Le candidat indépendant Fabien Cominotti s’est aussi déclaré candidat.
La liste La Commune est à nous !, plutôt classée à l’extrême gauche, est en cours de formation et la tête de liste n’est pas encore désignée.
La liste « Popo », tendance libertaire, se lance également dans la campagne municipale avec pour tête de liste « Popo ».
Mise à jour : Sept listes ont été déposées pour le premier tour, qui s’est déroulé le 15 mars : « Grenoble en commun », menée par Éric Piolle, « Grenoble nouvel air » ; menée par Olivier Noblecourt ; « Un nouveau regard sur Grenoble », menée par Émilie Chalas ; « La société civile avec Alain Carignon », menée par Alain Carignon ; « La Commune est à nous ! », menée par Bruno de Lescure ; « Lutte ouvrière », menée par Catherine Brun et « Mieux vivre à Grenoble », menée par Mireille d’Ornano. Les résultats du premier tour sont disponibles ici.

Notes :
(1) « Le regard des Français sur le droit de vote des résidents étrangers aux élections locales », sondage Harris Interactive, octobre 2018. Enquête par téléphone sur un échantillon de 1010 personnes sélectionnées par la méthode de quotas.

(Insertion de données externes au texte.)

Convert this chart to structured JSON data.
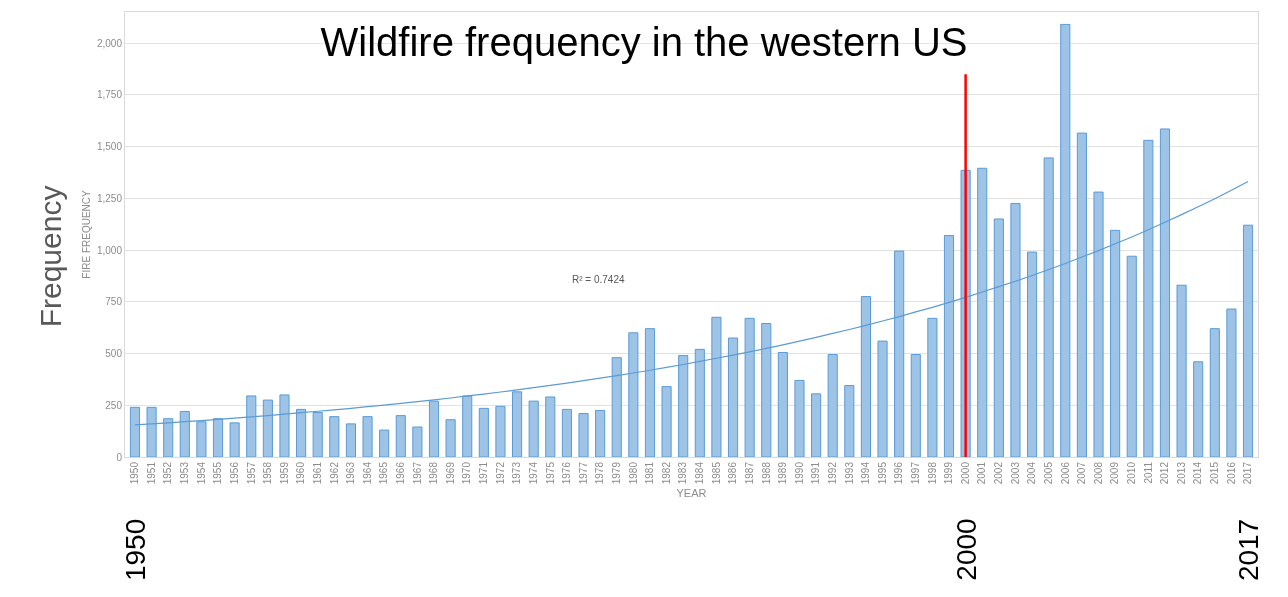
{
  "chart_data": {
    "type": "bar",
    "title": "Wildfire frequency in the western US",
    "xlabel": "YEAR",
    "ylabel": "FIRE FREQUENCY",
    "categories": [
      "1950",
      "1951",
      "1952",
      "1953",
      "1954",
      "1955",
      "1956",
      "1957",
      "1958",
      "1959",
      "1960",
      "1961",
      "1962",
      "1963",
      "1964",
      "1965",
      "1966",
      "1967",
      "1968",
      "1969",
      "1970",
      "1971",
      "1972",
      "1973",
      "1974",
      "1975",
      "1976",
      "1977",
      "1978",
      "1979",
      "1980",
      "1981",
      "1982",
      "1983",
      "1984",
      "1985",
      "1986",
      "1987",
      "1988",
      "1989",
      "1990",
      "1991",
      "1992",
      "1993",
      "1994",
      "1995",
      "1996",
      "1997",
      "1998",
      "1999",
      "2000",
      "2001",
      "2002",
      "2003",
      "2004",
      "2005",
      "2006",
      "2007",
      "2008",
      "2009",
      "2010",
      "2011",
      "2012",
      "2013",
      "2014",
      "2015",
      "2016",
      "2017"
    ],
    "series": [
      {
        "color": "#9dc3e6",
        "values": [
          240,
          240,
          185,
          220,
          170,
          185,
          165,
          295,
          275,
          300,
          230,
          215,
          195,
          160,
          195,
          130,
          200,
          145,
          270,
          180,
          295,
          235,
          245,
          315,
          270,
          290,
          230,
          210,
          225,
          480,
          600,
          620,
          340,
          490,
          520,
          675,
          575,
          670,
          645,
          505,
          370,
          305,
          495,
          345,
          775,
          560,
          995,
          495,
          670,
          1070,
          1385,
          1395,
          1150,
          1225,
          990,
          1445,
          2090,
          1565,
          1280,
          1095,
          970,
          1530,
          1585,
          830,
          460,
          620,
          715,
          1120
        ]
      },
      {
        "type": "line",
        "color": "#5b9bd5",
        "values": [
          155,
          160,
          165,
          171,
          176,
          182,
          188,
          194,
          200,
          207,
          214,
          221,
          228,
          235,
          243,
          251,
          259,
          268,
          276,
          285,
          295,
          304,
          314,
          324,
          335,
          346,
          357,
          369,
          381,
          393,
          406,
          419,
          433,
          447,
          462,
          477,
          492,
          508,
          525,
          542,
          560,
          578,
          597,
          616,
          636,
          657,
          678,
          701,
          723,
          747,
          771,
          797,
          823,
          849,
          877,
          906,
          935,
          966,
          997,
          1030,
          1063,
          1098,
          1134,
          1171,
          1209,
          1248,
          1289,
          1331
        ]
      }
    ],
    "ylim": [
      0,
      2150
    ],
    "yticks": [
      0,
      {
        "value": 250,
        "label": "250"
      },
      {
        "value": 500,
        "label": "500"
      },
      {
        "value": 750,
        "label": "750"
      },
      {
        "value": 1000,
        "label": "1,000"
      },
      {
        "value": 1250,
        "label": "1,250"
      },
      {
        "value": 1500,
        "label": "1,500"
      },
      {
        "value": 1750,
        "label": "1,750"
      },
      {
        "value": 2000,
        "label": "2,000"
      }
    ],
    "grid": "y",
    "marker": "none",
    "line_style": "solid",
    "ref_lines": [
      {
        "axis": "x",
        "value": "2000",
        "color": "#ff0000",
        "line_style": "solid"
      }
    ],
    "annotations": [
      "R² = 0.7424",
      "Frequency",
      "1950",
      "2000",
      "2017"
    ]
  }
}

(2) Pour préciser, à la question d’accorder le droit de vote aux étrangers aux élections locales, Emmanuel Macron a préféré écarter le sujet et a déclaré que « le sujet c’est plutôt comment pour toutes celles et ceux qui ont acquis la nationalité française, comment on s’assure qu’elle s’exprime à plein et qu’ils utilisent tous ces droits ».